今までROBOZAKをベースにしたロボットRZ-1の改造や製作をしてきましたが、すでにサーボやCPU性能の限界で重量的にもぎりぎりとなってきました。これ以上の高機能化は難しいと判断して、しばらくの間、お休みすることにしました。始めた動機がマイコンの勉強をするために、制御するものが2足歩行ロボットだったということでした。サーボやCPUなどが高性能で安価に提供されるようになったら、再開するかも知れませんが休止します。ただ、ブログは今でもアクセスが多いので、参考のため残します。
今回は鉄道模型についての話題です。
懐かしく鉄道模型の資料を見ていたらDCC化という言葉があり、鉄道模型の列車やポイントをプログラムで通信して動かすことが出来るようなので興味深く本を読んだり調べてみました。無線ではなくレールを使った有線通信でコマンドを送って操縦するので、ポイントや列車ごとにアドレスを決めて、複数の列車を複雑なレールを制御しながら走行したり、同じレール上に走らせることもできます。但し、ATCがないので操縦を間違えれば衝突の危険性もあります。DCC化にするためにはほとんどの場合は改造して、DCCモジュールを組み込まなければならないようです。はじめから組み込まれていることは少なく、改造しないといけないのでそれなりにリスクを伴います。
ところで、現在はDCC化以前で全く鉄道模型をしていません。昔にやりたかったことができるようになったので、DCC化は無理としても出来る限り低コストで鉄道模型用(HOゲージ、Nゲージ)のパワーパックを自作してみようと考えました。いろいろハ−ドウェアを考えるのも楽しいものです。
(1)鉄道模型のパワーパックの基本的な仕様
・電源はDCの2線式
・電源電圧は12Vmax、電流は1A以上/列車
・出力はDC極性の切替機能
・過電流保護回路の内臓
(2)さらにパワーパックの追加仕様(DCC化は除く)
・加速制御(加速レバー操作)
・減速制御(ブレーキ操作)
・慣性走行(操作をOFFにすると慣性のように走行)
・緊急停止(緊急ボタン)
・簡易ポイント切替
・DC駆動とPWM駆動の切替(超スロー走行時にPWMを利用)
以上の機能はあくまで鉄道模型でも蒸気機関車(SL)を対象に考えたので、超スロー走行も出来るように設定しました。
参考にさせてもらったサイト:沖縄電気鐵道
http://www.geocities.jp/k_otani3/working.html
市販のパワーパック

参考とするために、KATOのパワーパック・スタンダードSという中古品をオークションで入手しました。
同じようなボリュームのツマミは入手できないので、ツマミは流用するしかないようです。付属している電源はAC出力でトランス式のようで大きく重たいため、あまり利用したくない。その代わり、古いノートパソコンのACアダプターの方がDC15V2Aという出力で流用に最適だったのでこちらにしました。

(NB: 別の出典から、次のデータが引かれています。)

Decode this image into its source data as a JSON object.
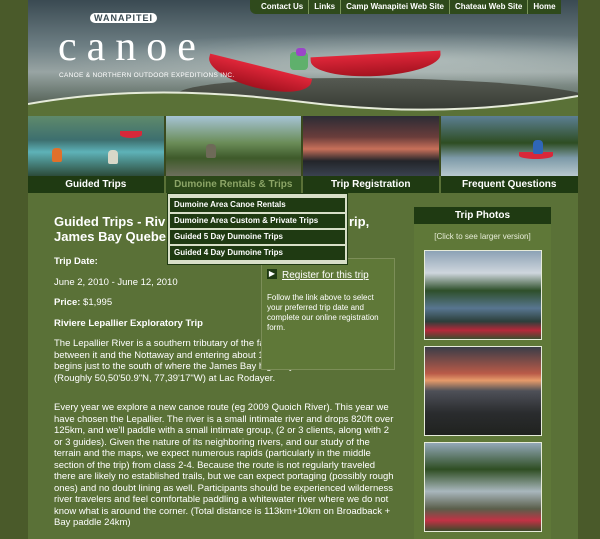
{
  "topnav": [
    "Contact Us",
    "Links",
    "Camp Wanapitei Web Site",
    "Chateau Web Site",
    "Home"
  ],
  "brand": {
    "top": "WANAPITEI",
    "name": "canoe",
    "sub": "CANOE & NORTHERN OUTDOOR EXPEDITIONS INC."
  },
  "tabs": [
    "Guided Trips",
    "Dumoine Rentals & Trips",
    "Trip Registration",
    "Frequent Questions"
  ],
  "dropdown": [
    "Dumoine Area Canoe Rentals",
    "Dumoine Area Custom & Private Trips",
    "Guided 5 Day Dumoine Trips",
    "Guided 4 Day Dumoine Trips"
  ],
  "content": {
    "title_left": "Guided Trips - Riv",
    "title_right": "rip,",
    "title_line2": "James Bay Quebe",
    "trip_date_label": "Trip Date:",
    "trip_date": "June 2, 2010 - June 12, 2010",
    "price_label": "Price:",
    "price": "$1,995",
    "trip_name": "Riviere Lepallier Exploratory Trip",
    "para1": "The Lepallier River is a southern tributary of the famous Broadback River flowing between it and the Nottaway and entering about 10km above James Bay. It begins just to the south of where the James Bay highway crosses the Broadback. (Roughly 50,50'50.9\"N, 77,39'17\"W)  at Lac Rodayer.",
    "para2": "Every year we explore a new canoe route (eg 2009 Quoich River).  This year we have chosen the Lepallier.  The river is a small intimate river and drops 820ft over 125km, and we'll paddle with a small intimate group, (2 or 3 clients, along with 2 or 3 guides).  Given the nature of its neighboring rivers, and our study of the terrain and the maps, we expect numerous rapids (particularly in the middle section of the trip) from class 2-4.  Because the route is not regularly traveled there are likely no established trails, but we can expect portaging (possibly rough ones) and no doubt lining as well.  Participants should be experienced wilderness river travelers and feel comfortable paddling a whitewater river where we do not know what is around the corner.  (Total distance is 113km+10km on Broadback + Bay paddle 24km)"
  },
  "register": {
    "link": "Register for this trip",
    "text": "Follow the link above to select your preferred trip date and complete our online registration form."
  },
  "sidebar": {
    "title": "Trip Photos",
    "note": "[Click to see larger version]"
  }
}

右の写真は、出力端子に利用したKATOのDC3分岐の部品とその類似品(中国製?)
製作するパワーパックの回路図

回路図上は、安全を見てDC12Vにしていますが、高速走行したい場合はドロップ分を考慮して少し高い電源電圧にするといいでしょう。
製作したパワーパック(正面)

最大の問題は出力端子でした。似たような端子は見つかったのですが、若干、サイズが違っておりジャックはそのまま使えましたが、プラグは削らないと入りませんでした。
ツマミの配置はKATOのパワーパック・スタンダードSに合わせましたが、本当の運転席は左右が逆なので入れ替える方がいいかもしれません。但し、スイッチ付きボリュームなので回転方向は逆に出来ません。
製作したパワーパック(背面)

さらに、この出力端子はケースに取り付けるようになっておらず、線対線の接続用コネクタなので、簡単にはケースには固定できません。そこで、KATOの電源3分岐の部品を購入して配線は変更して内蔵することで、見栄えと工作のしやすさとコストを解決しました。
何とか背面もスッキリきれいにできました。満足!
でも実際に走らせていないので動作保証できず残念ですが、製作する方の参考になればと思います。あくまでも自己責任でお願いします。特に、PWM走行ではモーターの発熱に注意してください。